If this were to be implemented, I would argue it should be extended for all void initialized types.
A very important use case for void initializations is the stack allocation of a buffer, of which only a portion of it is used. This is a major optimization.
I looked at all the various cases here and in the bugzilla where the random bits can cause trouble. Eliminating void initializations for bool still leaves holes - the bool problem with unions which is there even with no void initializations.
I looked at data flow analysis to prove initialization before use. Unfortunately, the front end is poorly equipped to do DFA. DFA in the optimizer pass cannot prove write-before-read, either (it can only prove read-before-write).

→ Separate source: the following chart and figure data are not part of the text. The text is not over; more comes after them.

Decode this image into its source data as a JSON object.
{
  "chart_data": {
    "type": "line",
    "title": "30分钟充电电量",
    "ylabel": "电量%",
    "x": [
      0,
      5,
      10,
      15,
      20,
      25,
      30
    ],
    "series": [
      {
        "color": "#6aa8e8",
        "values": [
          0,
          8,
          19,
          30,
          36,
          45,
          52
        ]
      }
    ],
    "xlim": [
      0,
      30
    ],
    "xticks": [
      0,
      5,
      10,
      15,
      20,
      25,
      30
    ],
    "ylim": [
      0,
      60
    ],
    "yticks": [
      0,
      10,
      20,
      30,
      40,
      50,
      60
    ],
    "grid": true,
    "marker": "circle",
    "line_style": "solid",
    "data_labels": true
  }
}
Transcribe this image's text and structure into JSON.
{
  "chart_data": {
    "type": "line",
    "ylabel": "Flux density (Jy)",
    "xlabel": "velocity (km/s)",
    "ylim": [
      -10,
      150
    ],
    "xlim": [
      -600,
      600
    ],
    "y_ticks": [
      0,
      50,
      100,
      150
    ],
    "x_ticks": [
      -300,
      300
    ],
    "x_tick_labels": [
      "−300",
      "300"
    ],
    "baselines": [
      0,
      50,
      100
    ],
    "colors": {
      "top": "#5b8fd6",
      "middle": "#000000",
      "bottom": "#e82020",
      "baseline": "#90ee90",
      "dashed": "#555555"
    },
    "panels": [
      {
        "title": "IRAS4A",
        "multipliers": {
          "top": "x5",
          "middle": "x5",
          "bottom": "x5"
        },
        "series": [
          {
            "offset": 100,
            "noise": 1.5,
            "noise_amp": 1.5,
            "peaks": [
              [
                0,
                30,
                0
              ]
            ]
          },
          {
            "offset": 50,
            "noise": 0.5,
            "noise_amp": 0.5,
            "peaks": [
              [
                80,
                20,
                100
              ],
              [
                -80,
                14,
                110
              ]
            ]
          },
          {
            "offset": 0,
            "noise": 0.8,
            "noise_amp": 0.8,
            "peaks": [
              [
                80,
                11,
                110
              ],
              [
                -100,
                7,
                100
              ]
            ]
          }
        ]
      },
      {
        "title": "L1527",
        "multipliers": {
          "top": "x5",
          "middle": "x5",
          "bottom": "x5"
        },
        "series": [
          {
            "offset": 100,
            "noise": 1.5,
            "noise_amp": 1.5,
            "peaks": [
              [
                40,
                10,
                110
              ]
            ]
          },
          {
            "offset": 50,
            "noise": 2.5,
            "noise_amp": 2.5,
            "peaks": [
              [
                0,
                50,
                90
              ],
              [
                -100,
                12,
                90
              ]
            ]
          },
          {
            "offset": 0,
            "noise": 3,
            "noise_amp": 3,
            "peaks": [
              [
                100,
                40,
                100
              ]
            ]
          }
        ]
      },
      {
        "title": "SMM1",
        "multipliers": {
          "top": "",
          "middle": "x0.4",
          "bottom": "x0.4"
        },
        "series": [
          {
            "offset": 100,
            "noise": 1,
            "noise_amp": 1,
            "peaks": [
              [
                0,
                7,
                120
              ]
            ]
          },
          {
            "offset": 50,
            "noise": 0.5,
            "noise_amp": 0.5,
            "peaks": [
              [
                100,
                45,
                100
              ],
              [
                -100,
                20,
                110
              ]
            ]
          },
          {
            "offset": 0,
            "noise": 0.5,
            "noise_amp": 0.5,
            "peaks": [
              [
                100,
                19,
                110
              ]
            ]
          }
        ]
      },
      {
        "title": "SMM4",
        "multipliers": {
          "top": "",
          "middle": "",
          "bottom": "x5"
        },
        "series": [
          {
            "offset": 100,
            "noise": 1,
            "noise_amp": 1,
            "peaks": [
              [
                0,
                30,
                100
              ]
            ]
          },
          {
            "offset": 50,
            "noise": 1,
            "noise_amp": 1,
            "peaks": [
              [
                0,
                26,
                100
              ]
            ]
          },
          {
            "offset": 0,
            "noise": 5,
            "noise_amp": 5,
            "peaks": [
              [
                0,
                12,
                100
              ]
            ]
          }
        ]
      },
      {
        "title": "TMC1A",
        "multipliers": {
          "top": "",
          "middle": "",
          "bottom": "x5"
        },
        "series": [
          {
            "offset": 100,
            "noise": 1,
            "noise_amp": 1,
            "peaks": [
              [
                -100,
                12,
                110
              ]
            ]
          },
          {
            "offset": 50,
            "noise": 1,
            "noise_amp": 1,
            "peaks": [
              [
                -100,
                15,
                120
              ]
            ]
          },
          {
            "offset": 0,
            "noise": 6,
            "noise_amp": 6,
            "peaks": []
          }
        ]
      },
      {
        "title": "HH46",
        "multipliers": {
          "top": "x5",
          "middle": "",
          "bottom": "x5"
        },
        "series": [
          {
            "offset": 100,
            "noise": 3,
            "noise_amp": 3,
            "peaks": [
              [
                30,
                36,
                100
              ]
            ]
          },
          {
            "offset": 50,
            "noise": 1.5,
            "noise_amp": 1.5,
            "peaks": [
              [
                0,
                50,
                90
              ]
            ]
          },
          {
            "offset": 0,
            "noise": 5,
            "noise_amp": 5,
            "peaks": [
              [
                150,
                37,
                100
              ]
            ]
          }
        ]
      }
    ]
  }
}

The only thing I can think of that works 100% is to, whenever a bool is read, add & 1. We can restrict this to @safe code only. The optimizer should be able to elide many instances of it. Also a read that is a copy of a bool from one bool to another does not need the mask (we still really want to use memcpy!). This won't break any existing code (unless it actually relied on those extra bits, and I don't feel sorry for breaking that!)
A very important use case for void initializations is the stack allocation of a buffer, of which only a portion of it is used.
You can still void initialize a bool array in @system / @trusted code, and in @safe code, you can void initialize a ubyte[] which is almost the same as bool[].
Eliminating void initializations for bool still leaves holes - the bool problem with unions which is there even with no void initializations.
I know, I opened the PR with "Still need to prevent array cast and union overlap". Pointers and system variables also need this. It's not hard to add bool to that list, and it works 100%
The real proposal here is in the spec PR (https://github.com/dlang/dlang.org/pull/3649) not this prototype implementation PR.
Spec PR was merged. Time to revisit this?
Yes, I need to generalize the implementation so any aggregate with a bool (or system variable) becomes unsafe to void-initialize.
@RazvanN7 This is ready now